Some of the people they recorded had performed as early as the 1920s. Most of the musicians did not make a living from playing music. Instead, they played at Chattanooga's old-time fiddle contests, square dances, and community events.
“We recorded the last of the really authentic old-timers that learned a lot of their repertoire in the oral tradition, not off records and radio,” Williams says.
"We recorded the last of the really authentic old-timers"
You can hear the difference in music learned in the oral tradition, versus music learned from a recording. Lyrics may vary from artist to artist, and the vocals might be out of key or “sliding.”
“You can't play those notes on the piano because they're not there,” Williams says.
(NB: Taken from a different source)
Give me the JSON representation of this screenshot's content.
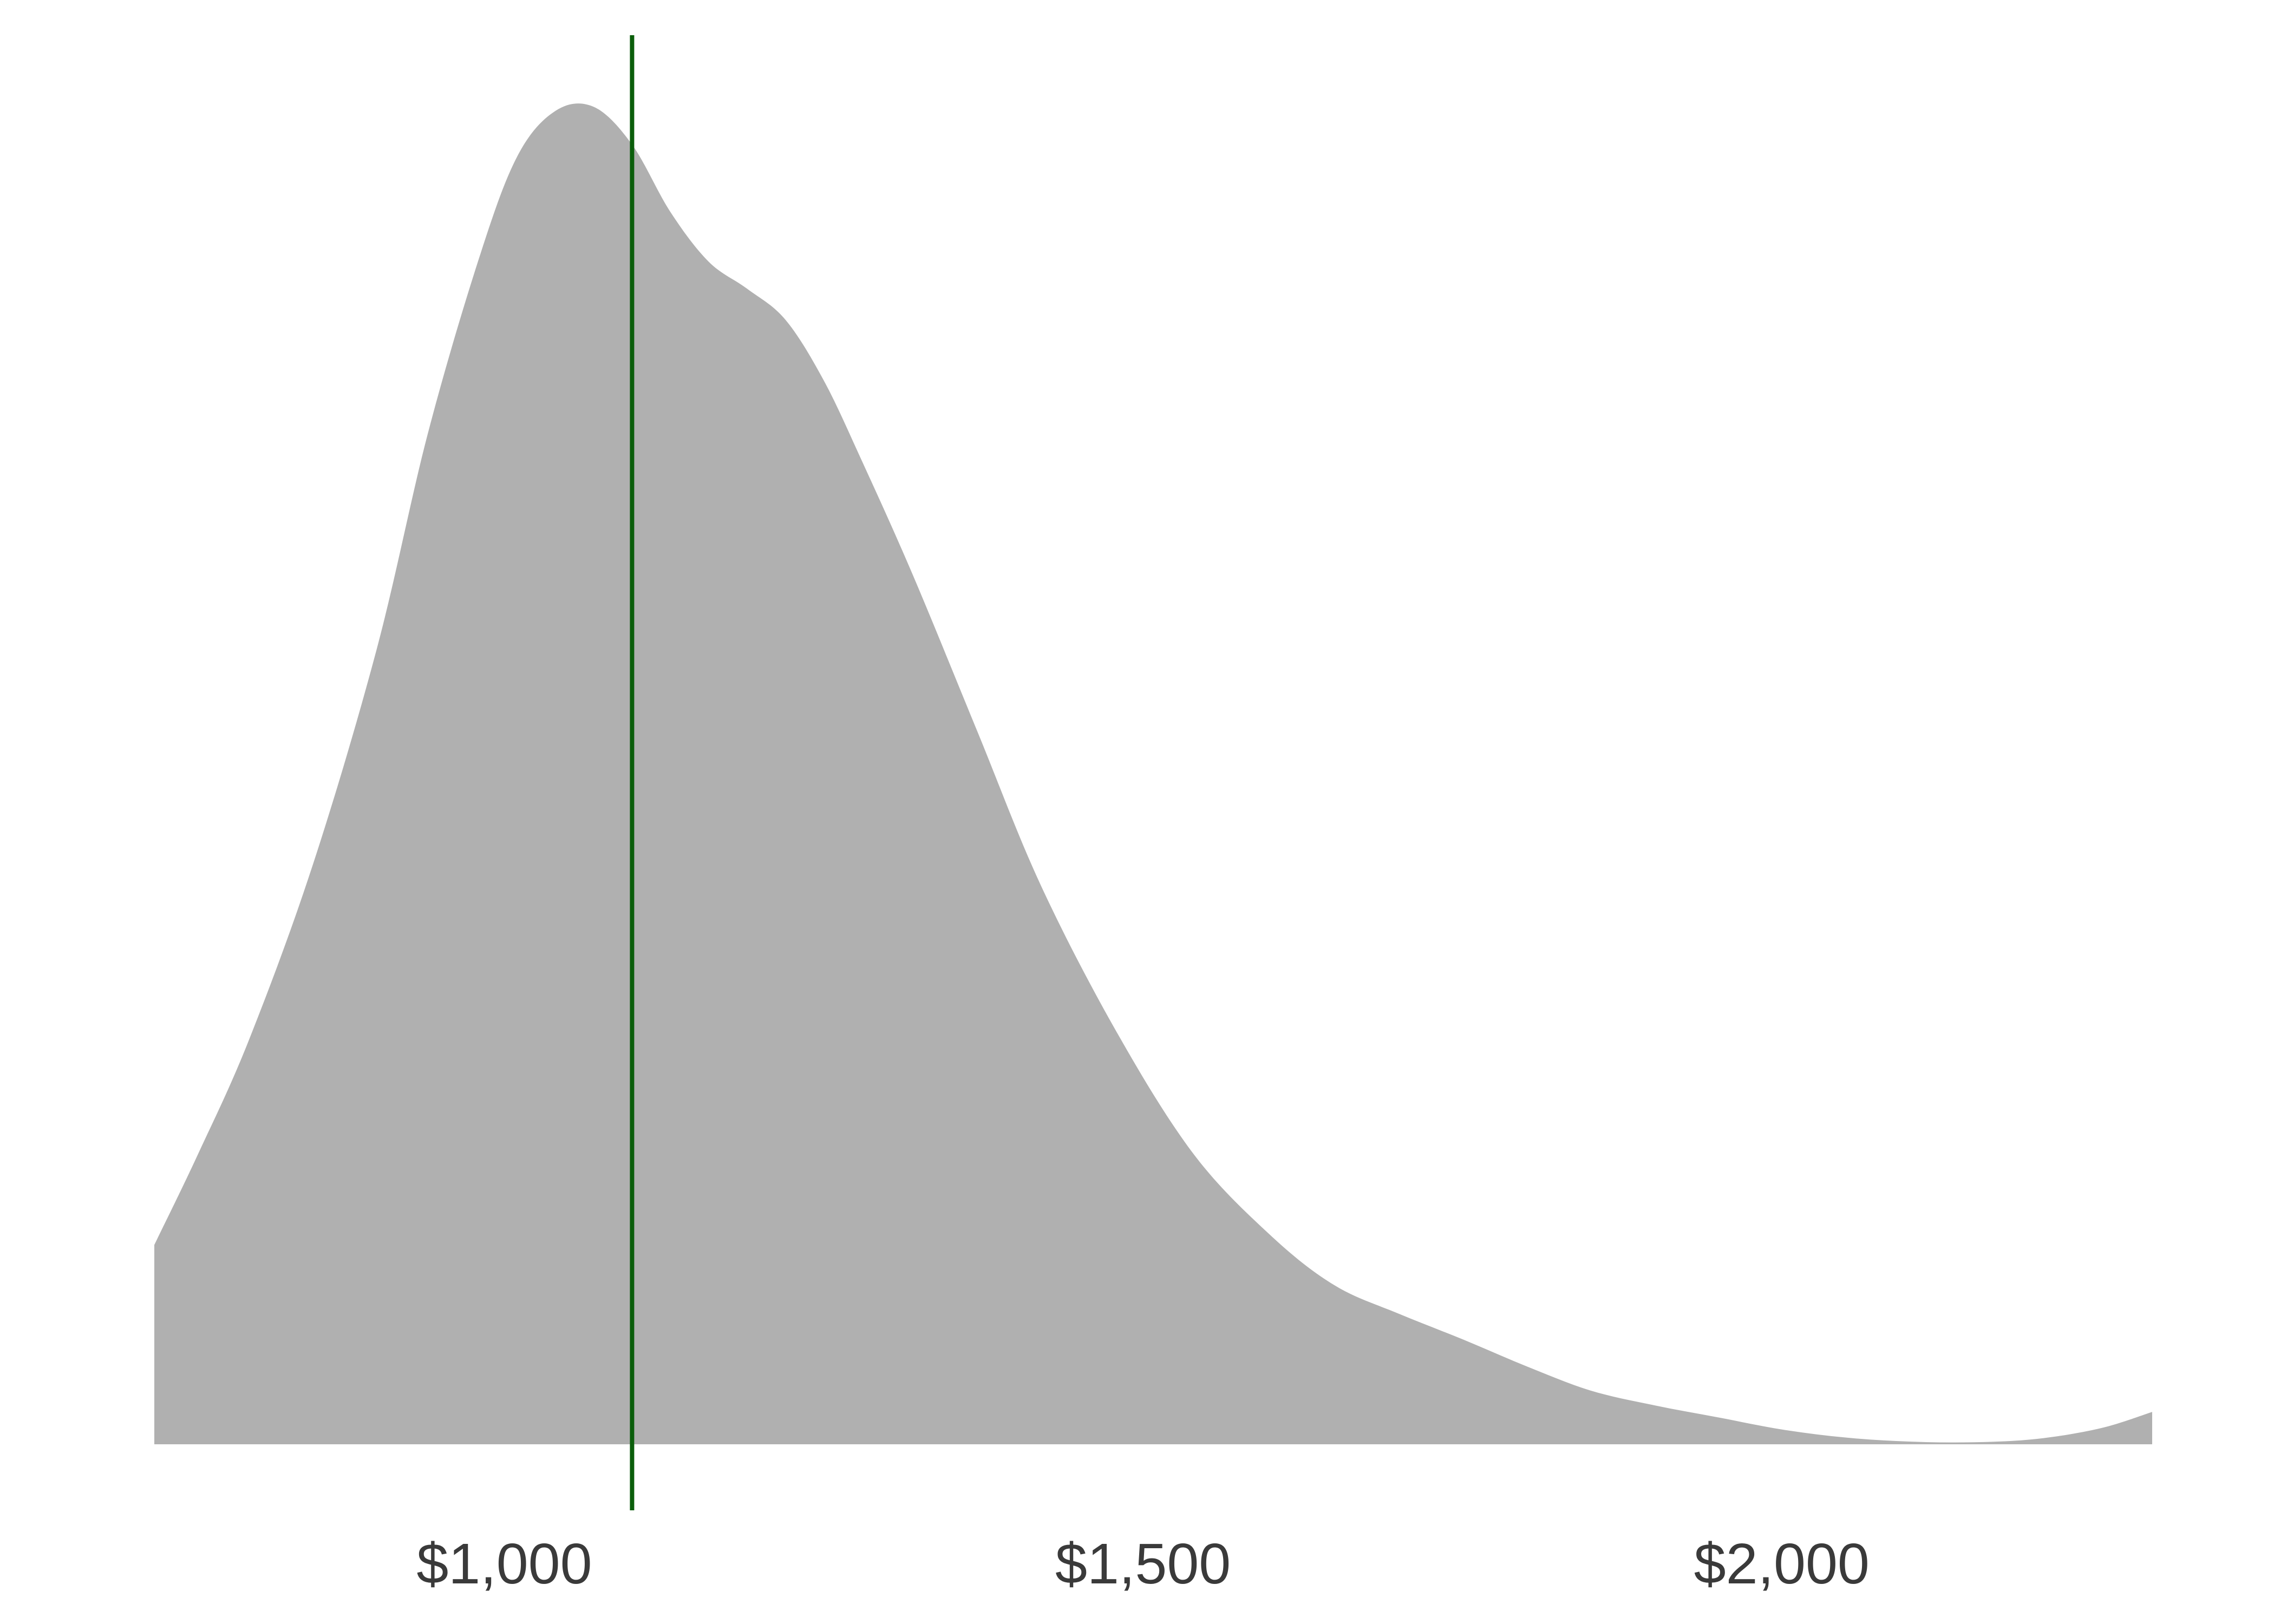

After recording, Williams and the students would take the tapes back to the Pine Breeze Center and cut them into records. Their first LP, “The Eldia Barbee Tapes,” was reviewed in High Fidelity Magazine. After that, they got orders from all over the world. They used the money to keep funding the project, and they released eight records from 1976 to 1981. The students did most of the work, from making the recordings, to creating the records, to taking photographs and making sales. Few of the students were musicians themselves.
“The kids didn't necessarily like the music, but they liked getting away. They liked to travel,” Williams says.
Twice, Williams took a group of students to Washington D.C. for the project. Once they attended a folk festival, and the other time they met with the Library of Congress, which now houses all of the recordings.
The project ended in 1981, just before the Pine Breeze Center closed and the patients were transferred to the Moccasin Bend Mental Health Institute. Years later, in 2005, Williams got a grant from the Tennessee Arts Commission to remaster the recordings and create a CD compilation, called “The Pine Breeze Recordings.” The album can still be purchased through Jubilee Community Arts in Knoxville.